Agora, voltando à literatura, não acho de maneira alguma errado colocar livros mais “populares” nas mãos dos alunos. Aliás, o mundo ideal é aquele no qual eles mesmos pudessem escolher o que querem ler. Mas será que confiar cegamente o interesse pela leitura aos próprios alunos não eliminaria automaticamente certas escolhas deles? Percebam que hoje vemos filmes, séries e outras formas de conteúdo muito pelo burburinho gerado em torno deles. E isso não é uma crítica ao sucesso de ninguém, mas é fato que sobra pouco espaço para produções regionais, de baixo orçamento e que muitas vezes não tem uma poderosa máquina de marketing em torno.
Outro aspecto tem relação com o que discutimos aqui acima. Devemos o respeito à diversidade linguística, e é impossível ensinar isso sem a presença de grandes clássicos, que mostram como as pessoas falavam há 100, 200 anos atrás. Até o início do século XX havia poucas e ineficientes formas de registrar sons, então todo o legado de milênios de evolução das línguas (e aí não está só o português) está em documentos escritos. Livros clássicos contêm gírias e expressões que transportam as pessoas para aqueles tempos, e temos que encarar que eles representam mais do que um enredo que acompanhamos para saber o final, eles são uma ponte com o nosso próprio passado.
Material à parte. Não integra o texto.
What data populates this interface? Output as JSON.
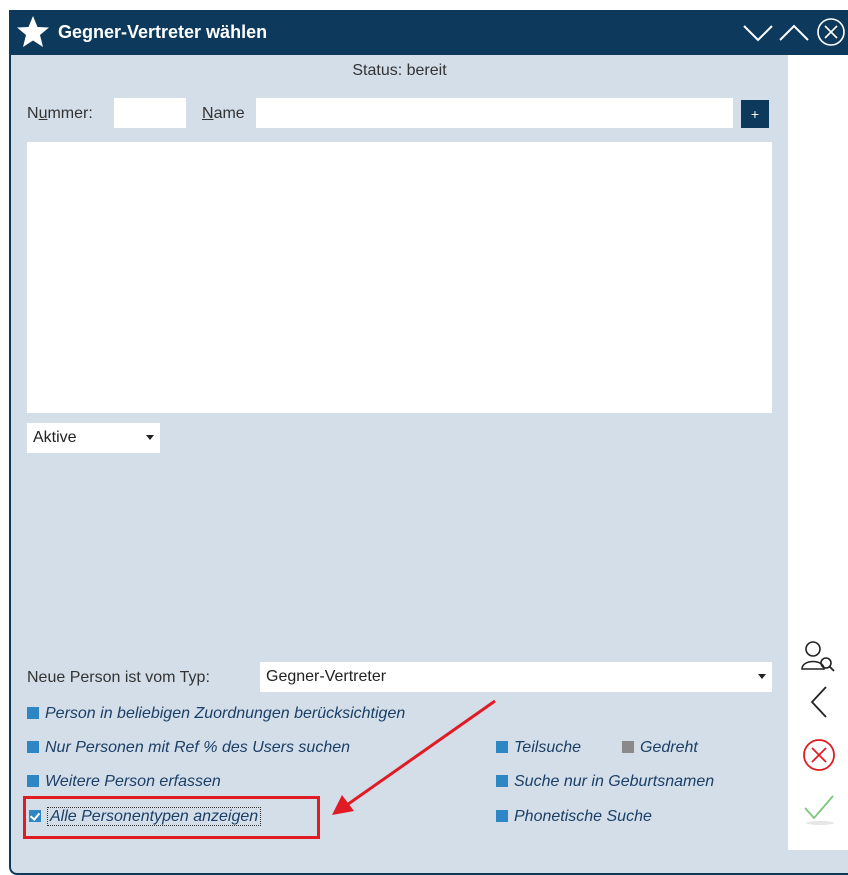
{
  "window": {
    "title": "Gegner-Vertreter wählen"
  },
  "status": {
    "text": "Status: bereit"
  },
  "search": {
    "nummer_label_pre": "N",
    "nummer_label_ul": "u",
    "nummer_label_post": "mmer:",
    "nummer_value": "",
    "name_label_ul": "N",
    "name_label_post": "ame",
    "name_value": "",
    "plus_label": "+"
  },
  "filter": {
    "selected": "Aktive"
  },
  "new_person": {
    "label": "Neue Person ist vom Typ:",
    "selected": "Gegner-Vertreter"
  },
  "options": {
    "zuordnungen": "Person in beliebigen Zuordnungen berücksichtigen",
    "ref_users": "Nur Personen mit Ref % des Users suchen",
    "weitere": "Weitere Person erfassen",
    "alle_typen": "Alle Personentypen  anzeigen",
    "teilsuche": "Teilsuche",
    "gedreht": "Gedreht",
    "geburtsnamen": "Suche nur in Geburtsnamen",
    "phonetisch": "Phonetische Suche"
  },
  "colors": {
    "titlebar": "#0d3a5c",
    "background": "#d3dee9",
    "accent": "#2f86c4",
    "annotation": "#e01b24"
  }
}
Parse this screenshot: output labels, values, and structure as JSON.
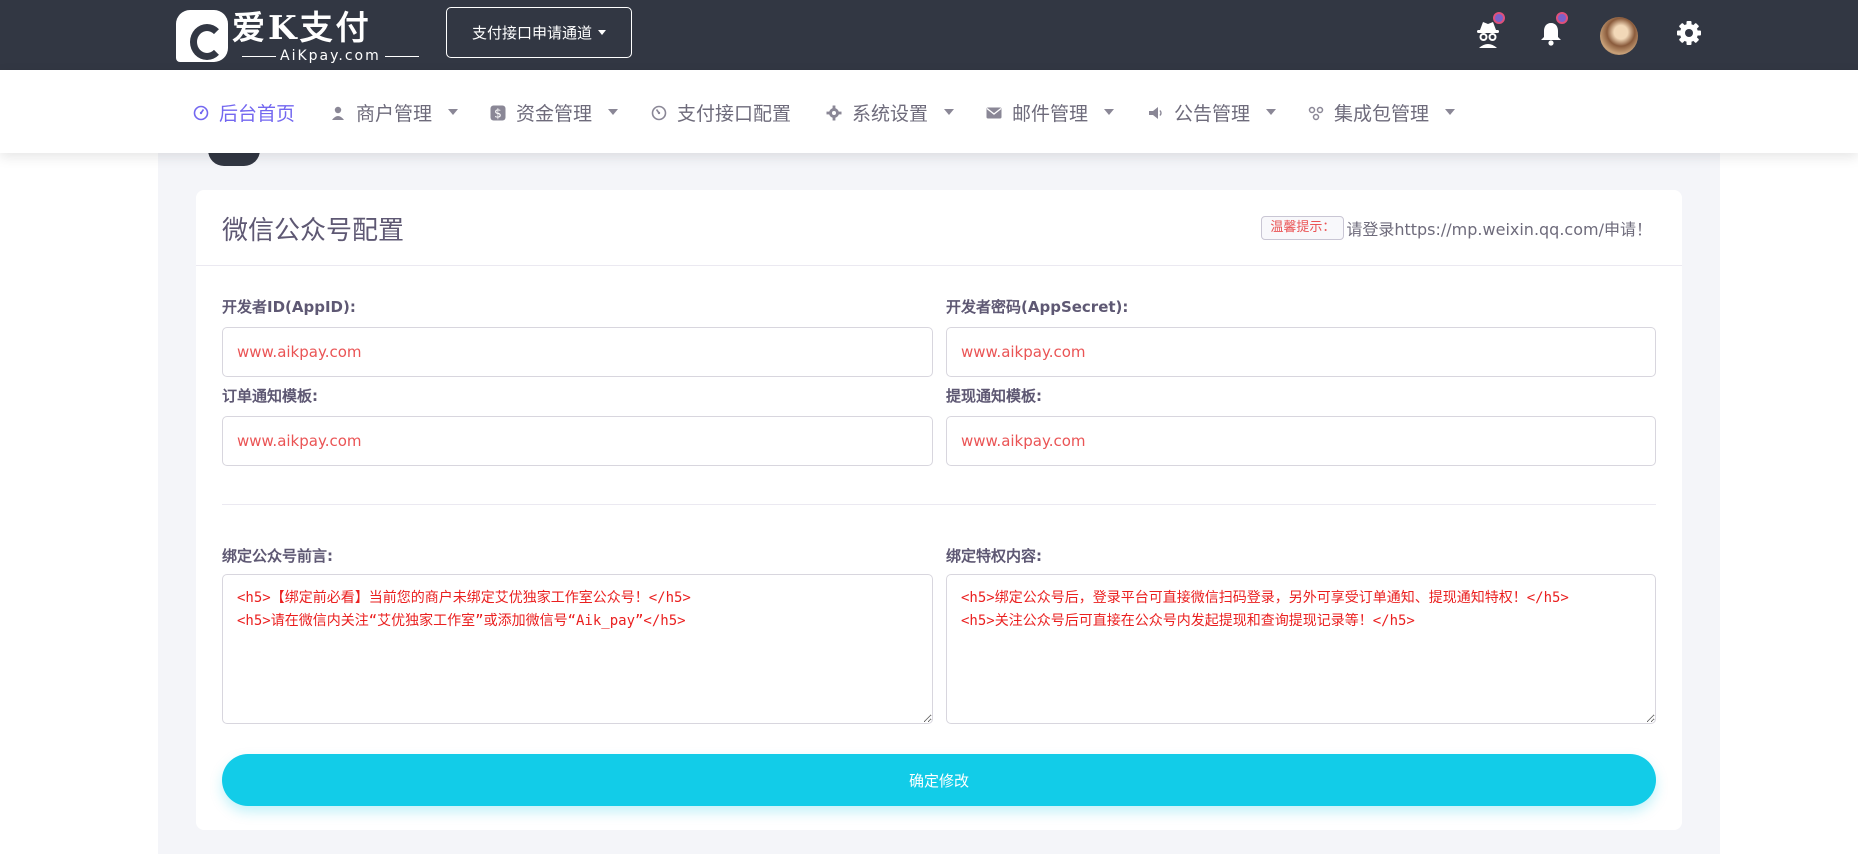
{
  "brand": {
    "name": "爱K支付",
    "sub": "AiKpay.com"
  },
  "topbar": {
    "channel_label": "支付接口申请通道"
  },
  "nav": [
    {
      "label": "后台首页",
      "icon": "dashboard-icon",
      "dropdown": false,
      "active": true
    },
    {
      "label": "商户管理",
      "icon": "user-icon",
      "dropdown": true,
      "active": false
    },
    {
      "label": "资金管理",
      "icon": "dollar-icon",
      "dropdown": true,
      "active": false
    },
    {
      "label": "支付接口配置",
      "icon": "gauge-icon",
      "dropdown": false,
      "active": false
    },
    {
      "label": "系统设置",
      "icon": "gear-icon",
      "dropdown": true,
      "active": false
    },
    {
      "label": "邮件管理",
      "icon": "mail-icon",
      "dropdown": true,
      "active": false
    },
    {
      "label": "公告管理",
      "icon": "megaphone-icon",
      "dropdown": true,
      "active": false
    },
    {
      "label": "集成包管理",
      "icon": "package-icon",
      "dropdown": true,
      "active": false
    }
  ],
  "card": {
    "title": "微信公众号配置",
    "hint_badge": "温馨提示：",
    "hint_text": "请登录https://mp.weixin.qq.com/申请！"
  },
  "form": {
    "appid_label": "开发者ID(AppID):",
    "appid_value": "www.aikpay.com",
    "secret_label": "开发者密码(AppSecret):",
    "secret_value": "www.aikpay.com",
    "order_tpl_label": "订单通知模板:",
    "order_tpl_value": "www.aikpay.com",
    "withdraw_tpl_label": "提现通知模板:",
    "withdraw_tpl_value": "www.aikpay.com",
    "bind_preface_label": "绑定公众号前言:",
    "bind_preface_value": "<h5>【绑定前必看】当前您的商户未绑定艾优独家工作室公众号！</h5>\n<h5>请在微信内关注“艾优独家工作室”或添加微信号“Aik_pay”</h5>",
    "bind_privilege_label": "绑定特权内容:",
    "bind_privilege_value": "<h5>绑定公众号后，登录平台可直接微信扫码登录，另外可享受订单通知、提现通知特权！</h5>\n<h5>关注公众号后可直接在公众号内发起提现和查询提现记录等！</h5>",
    "submit_label": "确定修改"
  },
  "colors": {
    "topbar": "#323743",
    "accent": "#7367f0",
    "submit": "#12cce8",
    "value_text": "#ea5455"
  }
}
Por meio de um clássico, temos assunto pra história, geografia, filosofia, dá pra entendermos melhor a nossa sociedade atual, com sua configuração desigual, seus problemas, e até encontrar conteúdos de química, física e biologia. Literatura, historicamente, não era uma profissão (talvez até hoje não seja exatamente) e foi elaborada por pessoas com as mais diferentes profissões e especialidades, por isso ela trata de tantos assuntos.
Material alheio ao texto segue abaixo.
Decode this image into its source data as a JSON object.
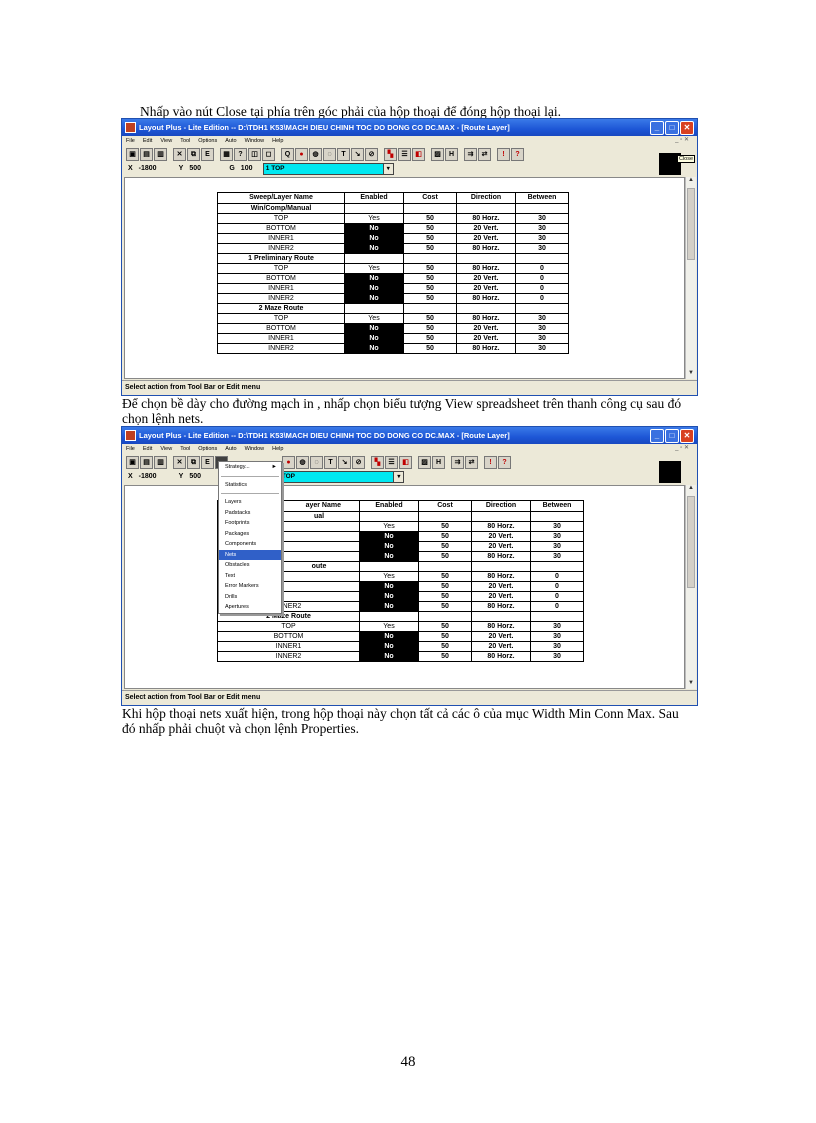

Você pode ler Machado de Assis e não gostar, obviamente. Mas podemos comparar com aquela situação em que nos dão um prato novo pra experimentar: como saber o gosto se não provar? Conheci alunos que repudiavam qualquer leitura, que começaram se interessando por revistas em quadrinhos da Turma da Mônica e daí em diante foram se interessando por outras coisas até chegar aos clássicos.
Aliás, você pode não gostar de Machado de Assis, mas precisa conhecê-lo. Pense que o Brasil lá no século XIX teve um escritor negro, filho de imigrante, de origem humilde, que se “infiltrou” na alta sociedade e conquistou o respeito de um país escravocrata (isso ainda em vida), e que ao longo do tempo foi sendo “embranquecido” para representar interesses diversos das elites do país. É um personagem da nossa história a quem muitas vezes não damos o devido valor, e aí vamos aceitando aquilo que nos contam.
Por fim, pra não deixar o texto ainda mais longo, um conselho: leia os clássicos, mas reflita sobre eles, sobre o contexto, o que aquele livro representa, o que mais conta não é chegar ao final, mas a experiência. Se você não gostar, ok, sem problema algum, mas tenha em mente que a escola não é o lugar em que a gente vai aprender só o que quer. Pra formular diversas teorias sobre o funcionamento do universo, Newton começou observando uma maçã caindo na cabeça dele, então, não podemos sair por aí classificando os conteúdos como úteis ou inúteis com base só nos gostos pessoais, beleza?